In the UK in 2004, some keen mappers realised that by combining satellite imagery of the earth with the local knowledge, enthusiasm and commitment of people on the ground, it would be possible to build up-to-date free maps for everyone to use. The OpenStreetMap was born. This is open-source mapping: anyone can use it, add to it or edit it. It's sometimes referred to as the Wikipedia of mapping, and like Wikipedia it's built and maintained for free by people like you and me.

The number of people contributing doubles every four years, as does the amount of data on the map. But it's still young and the coverage is patchy. It often depends on how many active mappers are living in an area - the mapping around Sheffield is mixed. Derby and Nottingham city centres are better and have nearly all their businesses mapped, often with websites and telephone numbers. Equally the footpaths in the Peak District and the Sheffield Lakeland area are well mapped, often better than our excellent Ordnance Survey maps, but some areas to the east of Sheffield have unmapped paths.

One gratifying thing about OpenStreetMap is that as you find omissions and errors you can quickly put them right.

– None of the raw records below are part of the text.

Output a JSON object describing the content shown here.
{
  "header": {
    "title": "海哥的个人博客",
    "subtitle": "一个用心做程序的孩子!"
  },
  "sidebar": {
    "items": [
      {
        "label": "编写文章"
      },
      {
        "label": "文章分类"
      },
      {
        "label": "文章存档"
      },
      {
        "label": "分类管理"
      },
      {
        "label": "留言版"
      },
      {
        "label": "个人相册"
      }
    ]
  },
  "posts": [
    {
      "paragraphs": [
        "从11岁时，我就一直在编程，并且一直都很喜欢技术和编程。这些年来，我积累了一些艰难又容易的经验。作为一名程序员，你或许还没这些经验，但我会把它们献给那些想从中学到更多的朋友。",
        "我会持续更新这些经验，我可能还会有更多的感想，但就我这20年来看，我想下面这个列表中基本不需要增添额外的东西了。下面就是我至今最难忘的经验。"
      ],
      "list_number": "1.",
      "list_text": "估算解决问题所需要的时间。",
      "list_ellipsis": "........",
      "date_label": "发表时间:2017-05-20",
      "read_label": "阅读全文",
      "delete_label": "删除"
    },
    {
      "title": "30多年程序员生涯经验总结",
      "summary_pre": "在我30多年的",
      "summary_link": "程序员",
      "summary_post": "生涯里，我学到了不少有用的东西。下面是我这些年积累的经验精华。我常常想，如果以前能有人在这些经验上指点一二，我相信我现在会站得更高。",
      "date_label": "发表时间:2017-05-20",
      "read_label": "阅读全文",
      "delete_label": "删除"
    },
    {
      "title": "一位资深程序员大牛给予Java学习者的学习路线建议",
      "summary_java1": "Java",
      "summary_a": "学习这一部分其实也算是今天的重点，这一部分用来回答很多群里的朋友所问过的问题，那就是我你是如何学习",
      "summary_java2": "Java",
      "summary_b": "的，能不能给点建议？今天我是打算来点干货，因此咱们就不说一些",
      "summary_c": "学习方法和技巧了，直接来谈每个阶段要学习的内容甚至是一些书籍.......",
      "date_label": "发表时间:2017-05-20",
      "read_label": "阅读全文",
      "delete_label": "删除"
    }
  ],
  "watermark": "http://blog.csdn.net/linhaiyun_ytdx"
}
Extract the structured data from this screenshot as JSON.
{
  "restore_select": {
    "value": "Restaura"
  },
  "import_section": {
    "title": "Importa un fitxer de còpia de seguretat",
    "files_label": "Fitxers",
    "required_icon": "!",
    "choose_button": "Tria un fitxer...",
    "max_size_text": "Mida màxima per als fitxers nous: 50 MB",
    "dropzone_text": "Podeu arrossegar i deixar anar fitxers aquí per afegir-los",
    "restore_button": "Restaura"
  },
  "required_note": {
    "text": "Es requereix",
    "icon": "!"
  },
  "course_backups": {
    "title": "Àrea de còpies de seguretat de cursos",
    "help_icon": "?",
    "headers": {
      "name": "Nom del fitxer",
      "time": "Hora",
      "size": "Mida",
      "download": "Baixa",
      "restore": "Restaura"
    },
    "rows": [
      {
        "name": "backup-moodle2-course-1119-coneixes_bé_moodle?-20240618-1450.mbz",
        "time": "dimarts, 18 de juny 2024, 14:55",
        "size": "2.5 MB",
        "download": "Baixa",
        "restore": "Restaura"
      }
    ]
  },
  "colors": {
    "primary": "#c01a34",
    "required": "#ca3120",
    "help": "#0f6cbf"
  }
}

If you open the map on a laptop and click 'Edit', it will take you to the online editor program called iD. After signing in it will give you a walkthrough guide on how to change the map.

Why not have a go at improving the map in your local area? If you have a business then put it on the OpenStreetMap. More and more people and organisations are using its data. If you're a walker or cyclist, why not put some paths on the map? Like Wikipedia there's no limit to the amount of information that can be uploaded (although there's obviously a limit to how much can be displayed at once), so whatever your interests there are usually useful things that can be mapped.

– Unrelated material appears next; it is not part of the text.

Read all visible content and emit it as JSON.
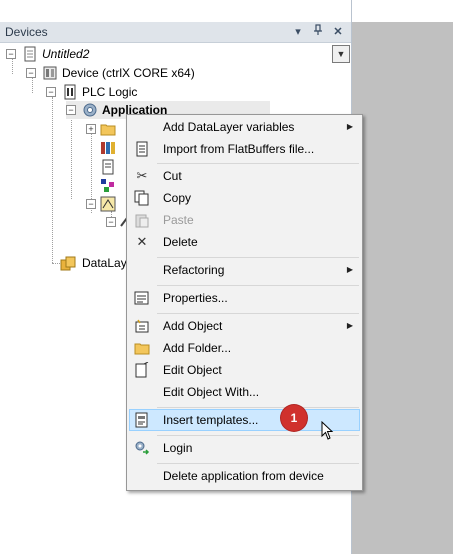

New apps which present the OpenStreetMap data in different ways appear regularly. Some of the best for hiking and cycling are Strava, Viewranger, Komoot and OSMand. In Sheffield the best one at the moment is called maps.me. Although the data on businesses and roads isn't as good as Google Maps, it has much more information on other topics. For example, you'll get a much better outcome if you search for a post box, toilet or defibrillator on maps.me than on Google.

In less developed parts of the world maps.me is often better than Google Maps across the board. In these areas the OpenStreetMap is often the only up-to-date map and it's become a vital resource for aid agencies. Volunteer mappers all around the world respond to requests for maps whenever there is a crisis, whether it be an earthquake, a hurricane or a pandemic. They use satellite data to create maps and are referred to as the Humanitarian OpenStreetMap Team (HOT). If you're stuck inside, try exploring the world from the kitchen table by giving community mapping a go.